The mouli doesn't work as he says, and on turning out the soufflé collapses flat and the sauce became a quarter deep layer on top of it, ie. If you gave him a human brain he might poach it lightly in a reduction of 1978 Cornas and top it with a mortar-board made of liquorice; but he might not understand all that had been going on inside it before he popped it into the pot.The publisher of Simple French Food meanly had the book glued rather than sewn, and the pages you use regularly just fall out when you open it.

This much loved cookbook (and the eponymous restaurant) was part of my life for far too short a time, but it was a joy to revisit the book after almost thirty many years! My annotation of Olney's Courgette Pudding Soufflé (and I apologise in advance for the language) goes as follows: "This dinner for 2 took me 4 hours. One of the best weeks I have ever had, full of simple classic Italian cooking, lots of laughs and in a dreamy setting. Discover the joy of reading with us, your trusted source for affordable books that do not compromise on quality. In any case, he said an oven thermometer was essential; you also had to make sure the heat had stabilised before putting the meat in.Fusion food does make its mark in this book but it would be unfair to characterise the whole work as that; some dishes may be fusion inspired but others owe clear allegiance to a particular national culinary tradition.

A restaurant critic told me the other day Mr B also believes that if you prick each chip individually with a fork, this makes for an even finer end-product; but that for some reason (like straining our credulity) he didn't put this in the recipe. The recipes are organised seasonally and reflect Little's interest in Italian, Japanese, Chinese and French cookery.
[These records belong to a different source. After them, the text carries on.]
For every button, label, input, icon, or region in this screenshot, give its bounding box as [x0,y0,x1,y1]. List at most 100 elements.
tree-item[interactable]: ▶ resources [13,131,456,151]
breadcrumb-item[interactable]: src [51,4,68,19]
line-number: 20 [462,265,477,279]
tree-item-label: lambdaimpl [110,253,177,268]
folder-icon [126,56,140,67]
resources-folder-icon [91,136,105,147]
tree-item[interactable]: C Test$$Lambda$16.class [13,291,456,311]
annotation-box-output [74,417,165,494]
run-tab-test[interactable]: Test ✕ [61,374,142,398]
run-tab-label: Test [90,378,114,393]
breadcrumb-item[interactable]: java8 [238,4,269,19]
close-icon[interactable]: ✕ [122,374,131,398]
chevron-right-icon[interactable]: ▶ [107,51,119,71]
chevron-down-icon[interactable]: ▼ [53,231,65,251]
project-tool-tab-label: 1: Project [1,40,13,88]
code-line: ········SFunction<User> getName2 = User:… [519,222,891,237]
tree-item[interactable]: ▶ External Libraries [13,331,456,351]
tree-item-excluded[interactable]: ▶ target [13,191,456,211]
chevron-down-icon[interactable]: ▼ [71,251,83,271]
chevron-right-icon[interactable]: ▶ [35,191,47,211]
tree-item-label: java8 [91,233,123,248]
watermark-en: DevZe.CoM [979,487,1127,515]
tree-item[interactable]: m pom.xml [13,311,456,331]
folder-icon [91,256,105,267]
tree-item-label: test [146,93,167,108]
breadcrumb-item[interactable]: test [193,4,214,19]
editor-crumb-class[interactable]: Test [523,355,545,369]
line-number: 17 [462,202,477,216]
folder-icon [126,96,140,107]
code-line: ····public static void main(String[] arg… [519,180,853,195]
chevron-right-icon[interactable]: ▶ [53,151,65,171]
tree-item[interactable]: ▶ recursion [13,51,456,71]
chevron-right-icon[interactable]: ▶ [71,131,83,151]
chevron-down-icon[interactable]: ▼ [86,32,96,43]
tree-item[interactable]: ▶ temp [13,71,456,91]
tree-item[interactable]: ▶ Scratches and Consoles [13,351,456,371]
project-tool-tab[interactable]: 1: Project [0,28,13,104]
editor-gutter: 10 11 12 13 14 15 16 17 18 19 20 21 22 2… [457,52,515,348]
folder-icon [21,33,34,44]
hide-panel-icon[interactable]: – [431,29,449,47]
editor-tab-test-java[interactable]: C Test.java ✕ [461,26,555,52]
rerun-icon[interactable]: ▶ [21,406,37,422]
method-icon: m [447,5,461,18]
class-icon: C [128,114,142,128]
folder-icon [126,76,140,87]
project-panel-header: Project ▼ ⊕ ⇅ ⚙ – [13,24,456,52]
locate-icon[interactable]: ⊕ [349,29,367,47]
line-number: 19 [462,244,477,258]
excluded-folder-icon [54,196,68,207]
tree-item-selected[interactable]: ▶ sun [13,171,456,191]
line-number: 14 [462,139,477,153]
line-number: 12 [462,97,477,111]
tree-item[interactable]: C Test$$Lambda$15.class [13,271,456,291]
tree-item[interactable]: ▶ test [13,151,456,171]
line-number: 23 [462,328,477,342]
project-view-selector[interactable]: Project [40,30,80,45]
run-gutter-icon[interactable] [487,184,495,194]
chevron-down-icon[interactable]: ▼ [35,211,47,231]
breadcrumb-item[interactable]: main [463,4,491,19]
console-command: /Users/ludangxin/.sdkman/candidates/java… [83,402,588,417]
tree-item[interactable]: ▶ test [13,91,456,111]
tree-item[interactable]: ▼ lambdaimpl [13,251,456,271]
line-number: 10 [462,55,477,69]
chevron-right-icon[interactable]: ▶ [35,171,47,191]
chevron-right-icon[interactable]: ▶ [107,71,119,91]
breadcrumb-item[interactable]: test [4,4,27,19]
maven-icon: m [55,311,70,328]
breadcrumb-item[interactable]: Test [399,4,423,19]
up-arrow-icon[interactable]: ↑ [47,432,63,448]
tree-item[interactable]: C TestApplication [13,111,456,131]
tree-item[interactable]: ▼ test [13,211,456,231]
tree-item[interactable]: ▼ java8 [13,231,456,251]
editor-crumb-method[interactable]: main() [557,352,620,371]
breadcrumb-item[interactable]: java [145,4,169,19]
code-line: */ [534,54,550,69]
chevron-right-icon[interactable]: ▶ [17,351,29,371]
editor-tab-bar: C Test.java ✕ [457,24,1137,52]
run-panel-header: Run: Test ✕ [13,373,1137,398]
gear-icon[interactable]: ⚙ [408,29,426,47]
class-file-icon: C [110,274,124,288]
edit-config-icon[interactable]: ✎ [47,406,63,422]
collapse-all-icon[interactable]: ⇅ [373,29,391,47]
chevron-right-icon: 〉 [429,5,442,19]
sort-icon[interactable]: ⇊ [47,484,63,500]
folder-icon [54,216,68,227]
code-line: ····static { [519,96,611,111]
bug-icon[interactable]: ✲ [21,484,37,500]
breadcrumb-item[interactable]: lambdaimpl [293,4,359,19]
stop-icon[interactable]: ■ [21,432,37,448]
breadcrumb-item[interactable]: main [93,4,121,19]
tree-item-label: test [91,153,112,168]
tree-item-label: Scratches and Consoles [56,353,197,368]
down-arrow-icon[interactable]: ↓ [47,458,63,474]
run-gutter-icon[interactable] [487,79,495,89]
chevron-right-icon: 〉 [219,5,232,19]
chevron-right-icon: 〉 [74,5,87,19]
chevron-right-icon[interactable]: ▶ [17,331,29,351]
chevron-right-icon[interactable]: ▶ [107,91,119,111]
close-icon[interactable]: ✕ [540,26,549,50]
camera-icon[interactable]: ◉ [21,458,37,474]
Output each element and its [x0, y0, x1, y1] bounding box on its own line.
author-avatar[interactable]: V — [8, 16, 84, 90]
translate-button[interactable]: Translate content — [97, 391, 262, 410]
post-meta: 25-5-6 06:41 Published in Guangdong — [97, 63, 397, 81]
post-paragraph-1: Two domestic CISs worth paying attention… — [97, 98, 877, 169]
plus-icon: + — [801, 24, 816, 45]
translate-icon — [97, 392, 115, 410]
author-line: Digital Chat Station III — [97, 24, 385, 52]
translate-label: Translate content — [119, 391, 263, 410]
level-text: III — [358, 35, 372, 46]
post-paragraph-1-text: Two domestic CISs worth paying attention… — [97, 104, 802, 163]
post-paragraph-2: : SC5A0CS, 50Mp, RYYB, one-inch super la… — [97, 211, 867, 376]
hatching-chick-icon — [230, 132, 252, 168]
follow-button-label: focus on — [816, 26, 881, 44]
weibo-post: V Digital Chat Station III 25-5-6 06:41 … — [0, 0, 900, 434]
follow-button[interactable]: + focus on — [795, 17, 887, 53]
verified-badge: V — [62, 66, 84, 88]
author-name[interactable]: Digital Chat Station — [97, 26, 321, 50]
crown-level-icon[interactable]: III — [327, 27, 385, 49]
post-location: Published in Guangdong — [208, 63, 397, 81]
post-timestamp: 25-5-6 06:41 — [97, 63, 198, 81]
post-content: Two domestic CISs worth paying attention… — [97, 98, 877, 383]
The last of them was developed to a greater degree by another Glenfiddich Award winner: the thoroughly British The River Cottage Year. You can change your choices at any time by visiting Cookie preferences, as described in the Cookie notice. If we make a dish once, and it turns out anything from a serious muff to a complete hash, then we don't cook it again.It was, inevitably, in that drawer where you put such things and then forget about them, where everything is tangled up - whisks with chopsticks through their wires - a shameful place.